Pneumoretroperitoneum, as its name spells out, is gas in the retroperitoneal space. In the bad old days of radiology, insufflation of the retroperitoneal space was an important method of examining retroperitoneal organs such as the pancreas. In modern times, pneumoretroperitoneum is usually due to penetrating trauma or perforation of the retroperitoneal portions of the gastrointestinal tract (duodenum, ascending colon, descending colon, and rectum).

The differential diagnosis for the site of injury can be narrowed or rearranged by noting the location of the gas. Gas in the perirenal space is most commonly due to renal infection. Indeed, focal pneumoretroperitoneum anywhere can be sign of a retroperitoneal abscess.

Gas in the right anterior pararenal space is usually due to pathology in the descending portion of the duodenum, while gas in the left anterior pararenal space is more commonly due to pathology in the descending or sigmoid colon. Bilateral anterior pararenal space gas can be due to sigmoid or rectal perforation or complicated pancreatitis.

Gas in the posterior pararenal space bilaterally can be due to rectal perforation or dissecting gas from above the diaphragm. On the other hand, pneumomediastinum can also be seen secondarily when gas dissects superiorly through the aortic hiatus.

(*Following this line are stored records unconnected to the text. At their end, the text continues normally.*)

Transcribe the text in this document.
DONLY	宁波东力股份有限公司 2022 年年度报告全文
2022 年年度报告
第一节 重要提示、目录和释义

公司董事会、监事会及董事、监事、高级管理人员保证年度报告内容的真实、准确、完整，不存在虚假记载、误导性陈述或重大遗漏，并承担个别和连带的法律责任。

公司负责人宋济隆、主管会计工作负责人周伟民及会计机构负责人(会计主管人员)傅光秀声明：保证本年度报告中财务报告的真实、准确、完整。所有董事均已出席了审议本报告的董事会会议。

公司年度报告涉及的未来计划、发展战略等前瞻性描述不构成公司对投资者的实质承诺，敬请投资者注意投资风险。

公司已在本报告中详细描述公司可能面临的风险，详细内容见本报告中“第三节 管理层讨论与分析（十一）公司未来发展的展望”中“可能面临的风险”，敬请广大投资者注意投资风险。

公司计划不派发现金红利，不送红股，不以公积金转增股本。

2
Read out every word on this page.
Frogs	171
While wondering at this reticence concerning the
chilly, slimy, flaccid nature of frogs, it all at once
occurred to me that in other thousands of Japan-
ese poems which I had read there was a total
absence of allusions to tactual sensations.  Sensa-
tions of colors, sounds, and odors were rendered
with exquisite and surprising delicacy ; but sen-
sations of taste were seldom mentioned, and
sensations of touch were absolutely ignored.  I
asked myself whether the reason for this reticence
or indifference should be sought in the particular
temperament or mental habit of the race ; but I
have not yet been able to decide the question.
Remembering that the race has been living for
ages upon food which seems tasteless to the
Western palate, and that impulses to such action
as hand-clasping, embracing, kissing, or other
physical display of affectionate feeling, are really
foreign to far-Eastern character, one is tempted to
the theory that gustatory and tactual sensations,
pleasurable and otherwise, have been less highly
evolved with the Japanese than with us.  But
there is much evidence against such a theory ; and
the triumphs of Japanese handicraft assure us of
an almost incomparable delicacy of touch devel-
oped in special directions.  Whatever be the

Finally, when gas is isolated to the left posterior pararenal space, one can consider pathology related to the sigmoid colon.

Radiographic findings of pneumoretroperitoneum include gas along the psoas margins and around the kidneys and other retroperitoneal organs. However, CT nicely shows the gas confined to the retroperitoneal space. A CT finding related to colonic perforation is the so-called dirty mass, a focal collection of extraluminal fecal matter close to the perforation site.

In the case above, we see gas dissecting along the aortic hiatus and outlining the proximal portions of the psoas muscles. The CT shows gas predominantly in the right anterior pararenal space, but also seen on the left. A stent is present in the descending colon in this patient with carcinoma of the colon.


  • Dalrymple NC, Leyendecker JR, Oliphant M. Problem Solving in Abdominal Imaging. Elsevier Health Sciences, 2009. Page 153.
  • Saeki M, Hoshikawa Y, Miyazaki O, Nakayama F, Okamoto E, Ishikawa T. Computed tomographic analysis of colonic perforation: "dirty mass," a new computed tomographic finding. Emerg Radiol 1998; 5: 140-145.